The term SSW refers to what we observe - rapid warming (up to about 50°C in just a couple of days) in the stratosphere, between 10 km and 50 km up.
The stratospheric polar vortex and the Polar Night Jet
When the North Pole tilts away from the sun during the winter, the air above the pole becomes extremely cold, reaching temperatures as low as -80°C by December. Circulating around this cold pool is the stratospheric polar vortex with an area of low pressure at its centre. The vortex appears each winter in the stratosphere above the Arctic and exists until sunlight returns to the polar regions in the following spring. Due to the huge temperature difference between the cold polar air and the warm air at mid-latitudes, a jet stream flows around the perimeter of the vortex, known as the Polar Night Jet. This jet helps to lock the cold air in place within the stratosphere polar vortex. The Polar Night Jet flows west to east, sometimes in tandem with our own more familiar tropospheric jet stream some 20 km below.
Sometimes the westerly flow of the tropospheric jet stream can be disrupted. These disruptions are caused by upward-travelling planetary waves, also known as Rossby Waves. These are giant meanders in high-altitude winds and occur in the atmosphere due to the Earth's rotation. These types of waves are generated by flow over mountains and continental land-sea temperature contrasts. They can also be generated by year-to-year changes in large scale weather patterns such as El Nino. With large land masses in the Northern Hemisphere compared to the Southern this leads to more Rossby waves and so SSW events are largely a Northern Hemisphere focused phenomenon. There is only one known exception to this; in September 2002, a major warming was observed for the first time in the stratosphere in the Southern Hemisphere. Only Rossby waves with the greatest spatial scales are able to spread upward into the stratosphere. When the Rossby waves are strong, their amplitudes grow with height into the stratosphere where the waves break, just like on a beach. The breaking waves exert a drag on the Polar Night Jet, which weakens and distorts it. If these waves are strong enough, they may decelerate the jet sufficiently so that the westerlies turn easterly. Such a change in air flow disrupts the stratospheric polar vortex either by displacing it from its normal location over the pole or splitting it into two daughter vortices. Winds within the weakened jet slow down and turn toward the centre of the vortex. As the air converges in the centre of the vortex, it must then descend. This descent causes the air to compress and its temperature rises dramatically, sometimes by more than 50°C in just a few days. This descent also increases the pressure above the North Pole. Over the following weeks, the action of further Rossby waves allow the easterly winds to burrow down through the stratosphere. When they reach the tropopause, they often impact Atlantic weather systems and the jet stream.

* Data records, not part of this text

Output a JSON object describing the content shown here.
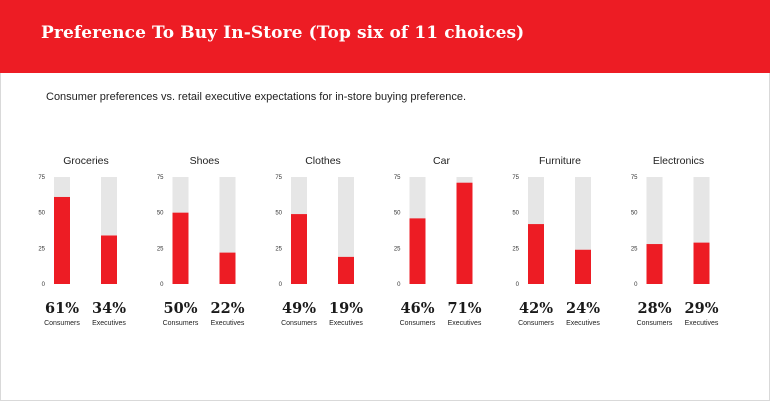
{
  "title": "Preference To Buy In-Store (Top six of 11 choices)",
  "subtitle": "Consumer preferences vs. retail executive expectations for in-store buying preference.",
  "colors": {
    "accent": "#ed1c24",
    "track": "#e6e6e6"
  },
  "chart_data": {
    "type": "bar",
    "ylim": [
      0,
      75
    ],
    "yticks": [
      "75",
      "50",
      "25",
      "0"
    ],
    "groups": [
      "Consumers",
      "Executives"
    ],
    "categories": [
      "Groceries",
      "Shoes",
      "Clothes",
      "Car",
      "Furniture",
      "Electronics"
    ],
    "series": [
      {
        "name": "Consumers",
        "values": [
          61,
          50,
          49,
          46,
          42,
          28
        ],
        "labels": [
          "61%",
          "50%",
          "49%",
          "46%",
          "42%",
          "28%"
        ]
      },
      {
        "name": "Executives",
        "values": [
          34,
          22,
          19,
          71,
          24,
          29
        ],
        "labels": [
          "34%",
          "22%",
          "19%",
          "71%",
          "24%",
          "29%"
        ]
      }
    ]
  }
}
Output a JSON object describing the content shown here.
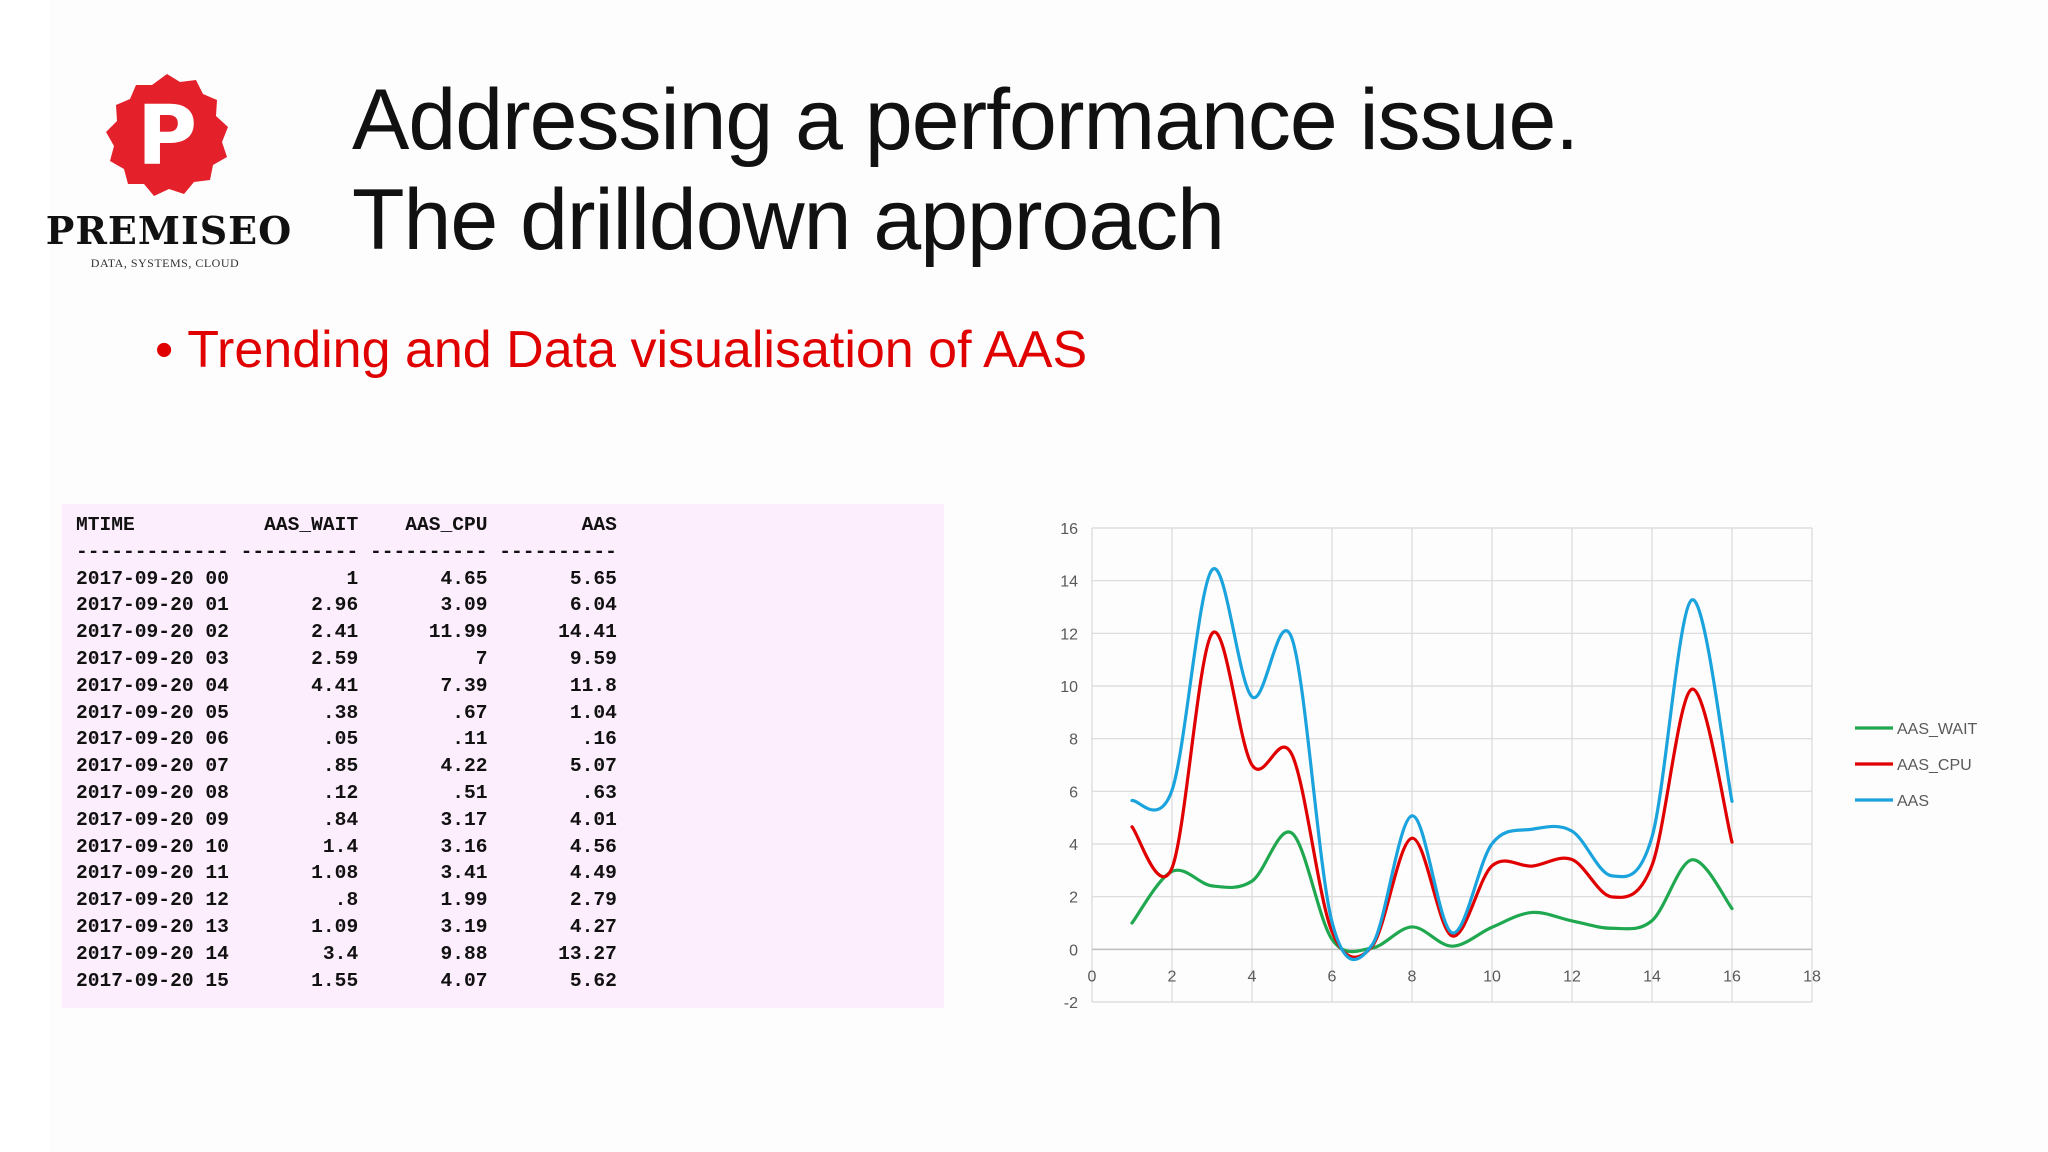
{
  "logo": {
    "letter": "P",
    "name": "PREMISEO",
    "tagline": "DATA, SYSTEMS, CLOUD",
    "color": "#e4202a"
  },
  "title": {
    "line1": "Addressing a performance issue.",
    "line2": "The drilldown approach"
  },
  "bullet": {
    "text": "Trending and Data visualisation of AAS",
    "color": "#e00000"
  },
  "table": {
    "columns": [
      "MTIME",
      "AAS_WAIT",
      "AAS_CPU",
      "AAS"
    ],
    "rows": [
      [
        "2017-09-20 00",
        "1",
        "4.65",
        "5.65"
      ],
      [
        "2017-09-20 01",
        "2.96",
        "3.09",
        "6.04"
      ],
      [
        "2017-09-20 02",
        "2.41",
        "11.99",
        "14.41"
      ],
      [
        "2017-09-20 03",
        "2.59",
        "7",
        "9.59"
      ],
      [
        "2017-09-20 04",
        "4.41",
        "7.39",
        "11.8"
      ],
      [
        "2017-09-20 05",
        ".38",
        ".67",
        "1.04"
      ],
      [
        "2017-09-20 06",
        ".05",
        ".11",
        ".16"
      ],
      [
        "2017-09-20 07",
        ".85",
        "4.22",
        "5.07"
      ],
      [
        "2017-09-20 08",
        ".12",
        ".51",
        ".63"
      ],
      [
        "2017-09-20 09",
        ".84",
        "3.17",
        "4.01"
      ],
      [
        "2017-09-20 10",
        "1.4",
        "3.16",
        "4.56"
      ],
      [
        "2017-09-20 11",
        "1.08",
        "3.41",
        "4.49"
      ],
      [
        "2017-09-20 12",
        ".8",
        "1.99",
        "2.79"
      ],
      [
        "2017-09-20 13",
        "1.09",
        "3.19",
        "4.27"
      ],
      [
        "2017-09-20 14",
        "3.4",
        "9.88",
        "13.27"
      ],
      [
        "2017-09-20 15",
        "1.55",
        "4.07",
        "5.62"
      ]
    ]
  },
  "chart_data": {
    "type": "line",
    "smooth": true,
    "xlim": [
      0,
      18
    ],
    "ylim": [
      -2,
      16
    ],
    "xticks": [
      0,
      2,
      4,
      6,
      8,
      10,
      12,
      14,
      16,
      18
    ],
    "yticks": [
      -2,
      0,
      2,
      4,
      6,
      8,
      10,
      12,
      14,
      16
    ],
    "grid": true,
    "legend_position": "right",
    "x": [
      1,
      2,
      3,
      4,
      5,
      6,
      7,
      8,
      9,
      10,
      11,
      12,
      13,
      14,
      15,
      16
    ],
    "series": [
      {
        "name": "AAS_WAIT",
        "color": "#1fa84f",
        "values": [
          1,
          2.96,
          2.41,
          2.59,
          4.41,
          0.38,
          0.05,
          0.85,
          0.12,
          0.84,
          1.4,
          1.08,
          0.8,
          1.09,
          3.4,
          1.55
        ]
      },
      {
        "name": "AAS_CPU",
        "color": "#e00000",
        "values": [
          4.65,
          3.09,
          11.99,
          7,
          7.39,
          0.67,
          0.11,
          4.22,
          0.51,
          3.17,
          3.16,
          3.41,
          1.99,
          3.19,
          9.88,
          4.07
        ]
      },
      {
        "name": "AAS",
        "color": "#1aa3dc",
        "values": [
          5.65,
          6.04,
          14.41,
          9.59,
          11.8,
          1.04,
          0.16,
          5.07,
          0.63,
          4.01,
          4.56,
          4.49,
          2.79,
          4.27,
          13.27,
          5.62
        ]
      }
    ]
  }
}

Impact on weather in Northern Europe
Weather systems normally arrive over northern Europe from the west — with a flow of relatively mild air coming in off the Atlantic. But a weaker jet stream means less flow of mild Atlantic air, weakening areas of low pressure and moving the jet stream further south. This leads to high pressure over the North Atlantic, 'blocking' that flow of mild Atlantic air and dragging in cold continental air from the east. Exactly how cold it might be depends on the details of where the air comes from.

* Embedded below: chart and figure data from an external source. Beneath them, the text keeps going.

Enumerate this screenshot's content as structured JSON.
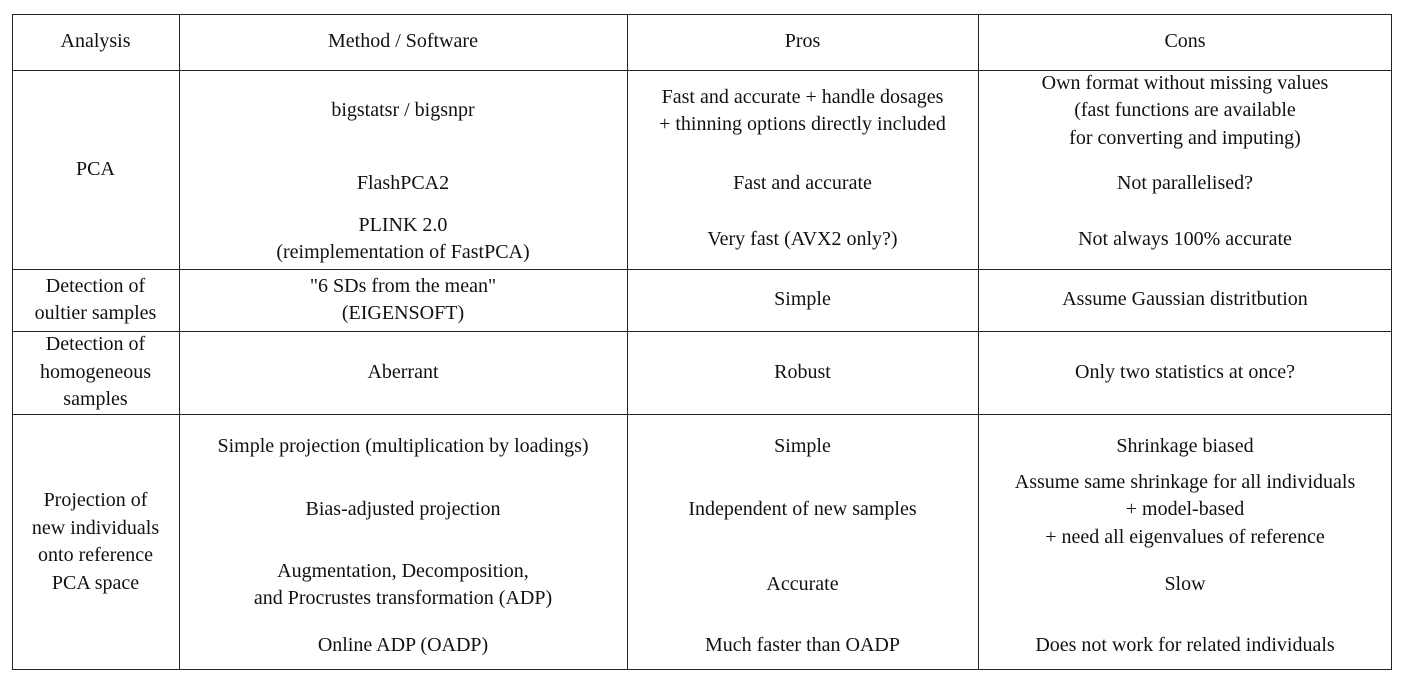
{
  "header": {
    "analysis": "Analysis",
    "method": "Method / Software",
    "pros": "Pros",
    "cons": "Cons"
  },
  "pca": {
    "label": "PCA",
    "rows": [
      {
        "method": "bigstatsr / bigsnpr",
        "pros": "Fast and accurate + handle dosages\n+ thinning options directly included",
        "cons": "Own format without missing values\n(fast functions are available\nfor converting and imputing)"
      },
      {
        "method": "FlashPCA2",
        "pros": "Fast and accurate",
        "cons": "Not parallelised?"
      },
      {
        "method": "PLINK 2.0\n(reimplementation of FastPCA)",
        "pros": "Very fast (AVX2 only?)",
        "cons": "Not always 100% accurate"
      }
    ]
  },
  "outlier": {
    "label": "Detection of\noultier samples",
    "method": "\"6 SDs from the mean\"\n(EIGENSOFT)",
    "pros": "Simple",
    "cons": "Assume Gaussian distritbution"
  },
  "homogeneous": {
    "label": "Detection of\nhomogeneous\nsamples",
    "method": "Aberrant",
    "pros": "Robust",
    "cons": "Only two statistics at once?"
  },
  "projection": {
    "label": "Projection of\nnew individuals\nonto reference\nPCA space",
    "rows": [
      {
        "method": "Simple projection (multiplication by loadings)",
        "pros": "Simple",
        "cons": "Shrinkage biased"
      },
      {
        "method": "Bias-adjusted projection",
        "pros": "Independent of new samples",
        "cons": "Assume same shrinkage for all individuals\n+ model-based\n+ need all eigenvalues of reference"
      },
      {
        "method": "Augmentation, Decomposition,\nand Procrustes transformation (ADP)",
        "pros": "Accurate",
        "cons": "Slow"
      },
      {
        "method": "Online ADP (OADP)",
        "pros": "Much faster than OADP",
        "cons": "Does not work for related individuals"
      }
    ]
  }
}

SSWs don't always result in this outcome — but a cold snap follows more often than not, so the SSW greatly increases the risk of wintry weather.

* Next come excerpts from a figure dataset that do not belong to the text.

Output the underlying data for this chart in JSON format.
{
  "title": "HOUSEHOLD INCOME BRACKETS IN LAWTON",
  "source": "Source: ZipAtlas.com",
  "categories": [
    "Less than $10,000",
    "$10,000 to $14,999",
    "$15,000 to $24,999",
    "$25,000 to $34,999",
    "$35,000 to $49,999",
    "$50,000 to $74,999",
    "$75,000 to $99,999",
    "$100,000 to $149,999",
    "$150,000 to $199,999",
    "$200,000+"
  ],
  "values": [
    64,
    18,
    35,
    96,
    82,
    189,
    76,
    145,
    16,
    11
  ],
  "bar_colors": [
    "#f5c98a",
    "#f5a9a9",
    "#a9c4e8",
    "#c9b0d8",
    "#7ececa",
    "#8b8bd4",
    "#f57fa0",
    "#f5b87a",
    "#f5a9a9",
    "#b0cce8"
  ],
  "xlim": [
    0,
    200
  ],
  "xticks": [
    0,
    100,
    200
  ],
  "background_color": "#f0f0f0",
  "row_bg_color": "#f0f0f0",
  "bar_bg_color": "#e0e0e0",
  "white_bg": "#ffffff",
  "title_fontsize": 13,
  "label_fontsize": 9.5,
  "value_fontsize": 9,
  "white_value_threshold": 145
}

Impact on weather in North America
In February 2019, an SSW event caused the stratospheric polar vortex to split in two causing the polar vortex to move south into North America bringing extreme low temperatures to the Great Lakes region.
Impact on aviation
Abnormal weather conditions clearly will have an impact on the infrastructure that supports aviation operations resulting in reduced system capacity, runway closures etc.
Pilots need to reassess the risks associated with operations into familiar aerodromes. Where temperatures are much lower than is normally experienced, altimeter temperature error (for example) may well be significant.
Can we predict these events in advance?
Currently meteorologists can reliably predict individual SSWs about a week in advance, and can detect them early on with satellite and other observations.